In the first place, his research indicates that in 2018, Victorian public school children received less, per capita, i.e. $13, 663 per pupil on average,  not only then private schools i.e. $25, 000 per pupil on average  but also less than other public school children around Australia.

And his latest Press release reveals that not only has Gonski’s Needs policies gone, but the future decade is very bleak indeed for public schools.

Cobbold writes:

Gonski Gone: Morrison Abandons Public School Students

Trevor Cobbold / November 19, 2020 / Funding

With its blatant favouritism of funding Catholic and Independent schools to the detriment of public schools, which educate over 80% of disadvantaged students, the Morrison Government has completed the demolition of the Gonski funding model that began with the Abbott and Turnbull Governments. 

The Morrison Government has abandoned public education and is blatantly favouring private schools with special billion-dollar funding deals over the next decade. They will ensure that the existing resource gap between public and private schools will widen dramatically.

Yet public schools enrol more than 80% of the nation’s disadvantaged students – those from lower socio-economic backgrounds, Indigenous students, those with a disability and students living in remote areas. Furthermore, 95% of disadvantaged schools are public schools.

The massive funding bias coincides with continuing huge achievement gaps between rich and poor. The latest PISA international tests show that low socio-economic status and Indigenous students are two to three years or more behind their high socio-economic status peers. There has been virtually no change in the gaps since 2006.

A critical factor behind this social inequity is that government funding increases have not been fully targeted at need. Since 2009, after adjusting for inflation, recurrent funding per student by the Commonwealth and state governments increased by 25% for Independent schools, 21% for Catholic schools and just 3% for public schools. Government funding increases have favoured privilege over disadvantage.

With its blatant favouritism, the Morrison Government has completed the demolition of the Gonski funding model that began with the Abbott and Turnbull Governments. Those governments ditched the large funding increase for 2018 and 2019 that was planned under the original Gonski funding model, an increase that would have mainly benefitted public schools.

Commonwealth funding to 2029

Private schools are already much better resourced than public schools. In 2018, the total income of Independent schools was $23,029 per student and $16,401 per student in Catholic schools compared to $14,940 per student in public schools.

Massive funding increases for private schools planned by the Morrison Government to 2029 will exacerbate the resource disparity. By 2029, Commonwealth funding for Catholic schools per student will be nearly five times that provided for each public school student ($19,732 compared to $4,882). Funding for Independent schools of $13,063 per student is nearly three times that for public school students.
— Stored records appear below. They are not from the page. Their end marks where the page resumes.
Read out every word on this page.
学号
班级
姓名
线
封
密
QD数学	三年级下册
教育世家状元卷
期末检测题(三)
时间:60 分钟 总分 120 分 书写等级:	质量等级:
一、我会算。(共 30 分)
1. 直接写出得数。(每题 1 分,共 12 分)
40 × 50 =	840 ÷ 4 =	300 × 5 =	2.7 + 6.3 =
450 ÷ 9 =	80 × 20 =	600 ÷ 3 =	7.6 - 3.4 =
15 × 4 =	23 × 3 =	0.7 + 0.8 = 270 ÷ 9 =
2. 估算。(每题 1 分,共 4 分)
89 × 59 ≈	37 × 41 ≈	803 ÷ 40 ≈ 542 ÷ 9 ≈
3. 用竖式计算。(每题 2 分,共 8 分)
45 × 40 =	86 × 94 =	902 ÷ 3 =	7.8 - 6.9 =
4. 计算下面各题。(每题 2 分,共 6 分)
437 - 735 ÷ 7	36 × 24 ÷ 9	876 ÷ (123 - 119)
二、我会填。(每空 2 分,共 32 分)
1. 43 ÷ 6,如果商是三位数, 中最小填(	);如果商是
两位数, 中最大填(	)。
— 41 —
See Chart 1.


Save Our Schools’ estimates used official data provided by the Department of Education, Skills and Employment.

The planned increases in Commonwealth funding for Catholic schools especially is extraordinary. Catholic schools will receive an increase of $10,373 per student, Independent schools will receive an increase of $5,328 per student while public schools will receive an increase of a measly $1,962 per student.

Total Commonwealth funding for Catholic schools is due to increase by nearly $8 billion between 2018 and 2029 compared to $3.1 billion for Independent schools and $5.1 billion for public schools. See Chart 2. However, because enrolments in public schools are nearly double the enrolments in private schools, the actual increase per student is significantly lower for public schools.